Winter has certainly taken over as temperatures continue to drop gradually. Early mornings have been a little chilly, ranging from between 13-15° C. Nevertheless it warms up during the day to a comfortable 25-27° C and drops as soon as the sun sets.
As the landscape is drying out and water is becoming sparse, more and more wildlife have started to come down to the floodplain for the lush vegetation along the river. Elephants in camp are also a constant reminder that we are very much a wilderness camp as they stroll through unannounced and oblivious to our time schedules. It has not been uncommon for lunch to be delayed as the elephant take a snooze by the kitchen door.
Buffalo herds have been growing as they join together in search for water. A herd of an estimated 200 buffalo have been seen in front of camp and around the concession.

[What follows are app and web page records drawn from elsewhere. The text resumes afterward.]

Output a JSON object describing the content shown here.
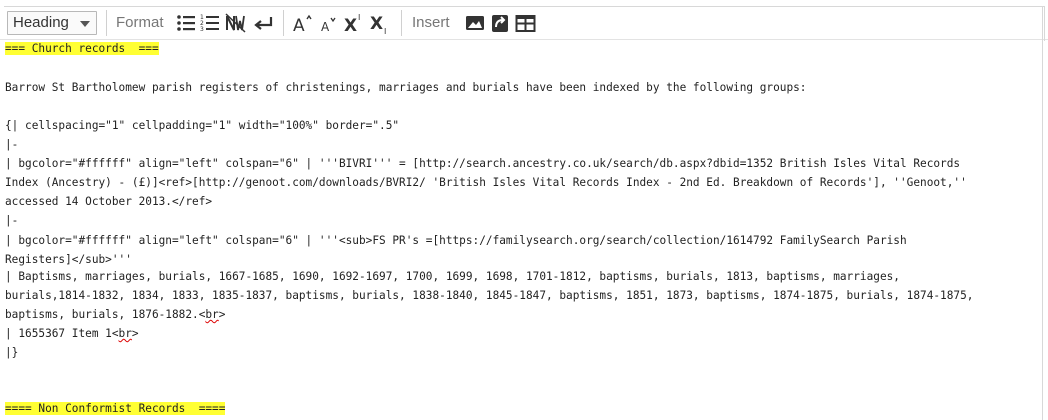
{
  "toolbar": {
    "heading_select": "Heading",
    "format_label": "Format",
    "insert_label": "Insert",
    "buttons": {
      "bulleted_list": "bulleted-list-icon",
      "numbered_list": "numbered-list-icon",
      "no_wiki": "nowiki-icon",
      "new_line": "newline-icon",
      "big": "big-text-icon",
      "small": "small-text-icon",
      "superscript": "superscript-icon",
      "subscript": "subscript-icon",
      "gallery": "gallery-icon",
      "redirect": "redirect-icon",
      "table": "table-icon"
    }
  },
  "editor": {
    "l1": "=== Church records  ===",
    "l2": "Barrow St Bartholomew parish registers of christenings, marriages and burials have been indexed by the following groups:",
    "l3": "{| cellspacing=\"1\" cellpadding=\"1\" width=\"100%\" border=\".5\"",
    "l4": "|-",
    "l5": "| bgcolor=\"#ffffff\" align=\"left\" colspan=\"6\" | '''BIVRI''' = [http://search.ancestry.co.uk/search/db.aspx?dbid=1352 British Isles Vital Records",
    "l6": "Index (Ancestry) - (£)]<ref>[http://genoot.com/downloads/BVRI2/ 'British Isles Vital Records Index - 2nd Ed. Breakdown of Records'], ''Genoot,''",
    "l7": "accessed 14 October 2013.</ref>",
    "l8": "|-",
    "l9": "| bgcolor=\"#ffffff\" align=\"left\" colspan=\"6\" | '''<sub>FS PR's =[https://familysearch.org/search/collection/1614792 FamilySearch Parish",
    "l10": "Registers]</sub>'''",
    "l11": "| Baptisms, marriages, burials, 1667-1685, 1690, 1692-1697, 1700, 1699, 1698, 1701-1812, baptisms, burials, 1813, baptisms, marriages,",
    "l12": "burials,1814-1832, 1834, 1833, 1835-1837, baptisms, burials, 1838-1840, 1845-1847, baptisms, 1851, 1873, baptisms, 1874-1875, burials, 1874-1875,",
    "l13a": "baptisms, burials, 1876-1882.<",
    "l13b": "br",
    "l13c": ">",
    "l14a": "| 1655367 Item 1<",
    "l14b": "br",
    "l14c": ">",
    "l15": "|}",
    "l16": "==== Non Conformist Records  ===="
  },
  "colors": {
    "highlight": "#ffff33",
    "toolbar_label": "#777777"
  }
}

Apart from the abundant buffalo and elephant, we have also had some awesome sightings of a herd of eland, zebra, waterbuck, and bushbuck, amongst other species. A constant bellow of hippo and a distant lion roar frequently wake us up in the night and lull us back to sleep again.

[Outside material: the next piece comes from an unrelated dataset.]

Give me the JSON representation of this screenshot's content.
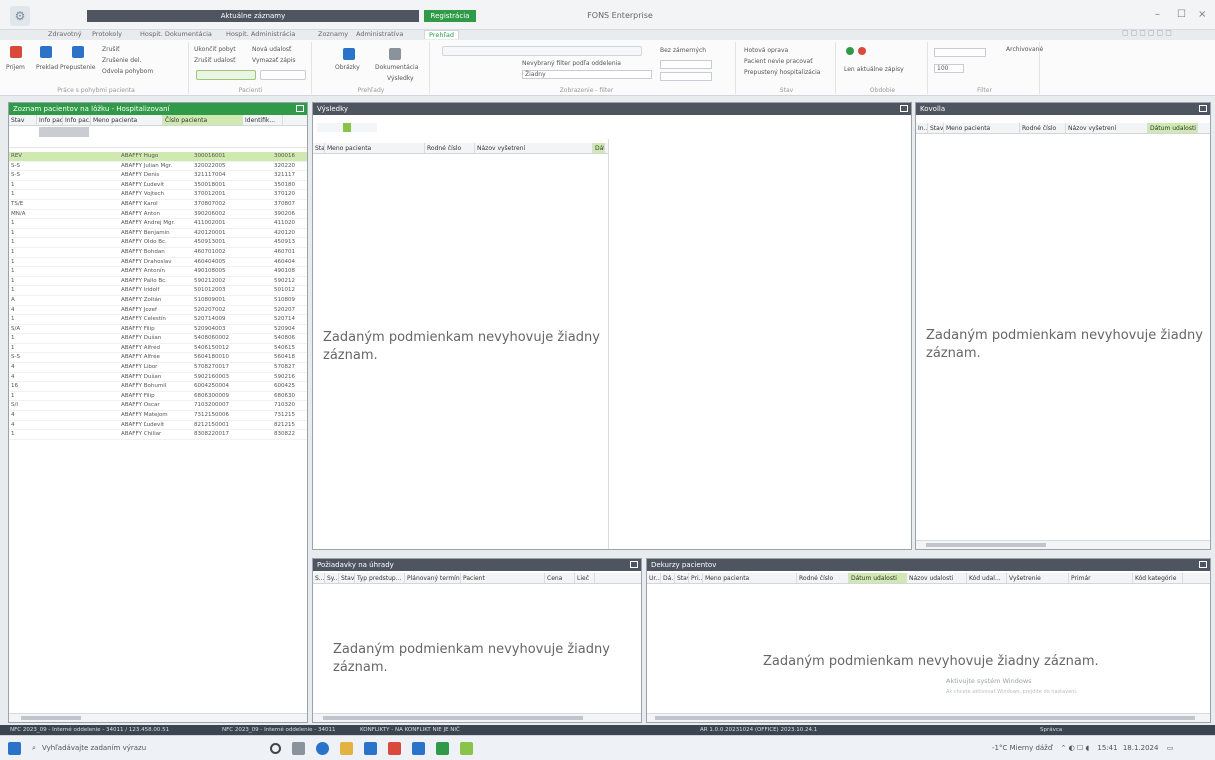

On the carnivore side, wild dog sightings have been regular and are a highlight. We also experienced our first cheetah sighting this season: an adult female and her sub-adult young, bringing much joy to a group of guests.
Lion sightings have been popular with the glory of their presence that comes with them. Two young cubs put on a fabulous display when they tried their level best to keep the remainder of a warthog which they were feeding on from being stolen by another older cub. They soon succumbed to his strength and size. The younger cubs were consoled by being allowed to suckle. The challenging part was in finding these lioness and cubs on the kill as they were in the centre of a stand of Jimson weed plants and only the occasional growls directed us closer to eventually witnessing the sight.
A small area study revealed that the Indigofera tinctoria (purple dye plant), although prolific on the floodplains is declining at an alarming rate. It is falling prey mostly to impala and elephant which are stripping the woody nitrogen-fixers of their leaves resulting in the stalks drying up.
A juvenile martial eagle was witnessed attempting to hunt a white-faced duck gosling at the Eastern Crocodile Pools. The goslings are very alert, not surprising as they are high on the prey menu of many raptors. Being non-flyers, they are very vulnerable but utilise a well-timed dive beneath the water surface to evade capture.
Near the beginning of the month, grey-headed kingfishers were still present on the concession.Dusky larks are being seen along the dry riverbeds of the old Ruckomechi River course. Many small raptors such as little sparrowhawks and shikras are seen frequently hunting red-billed quelea.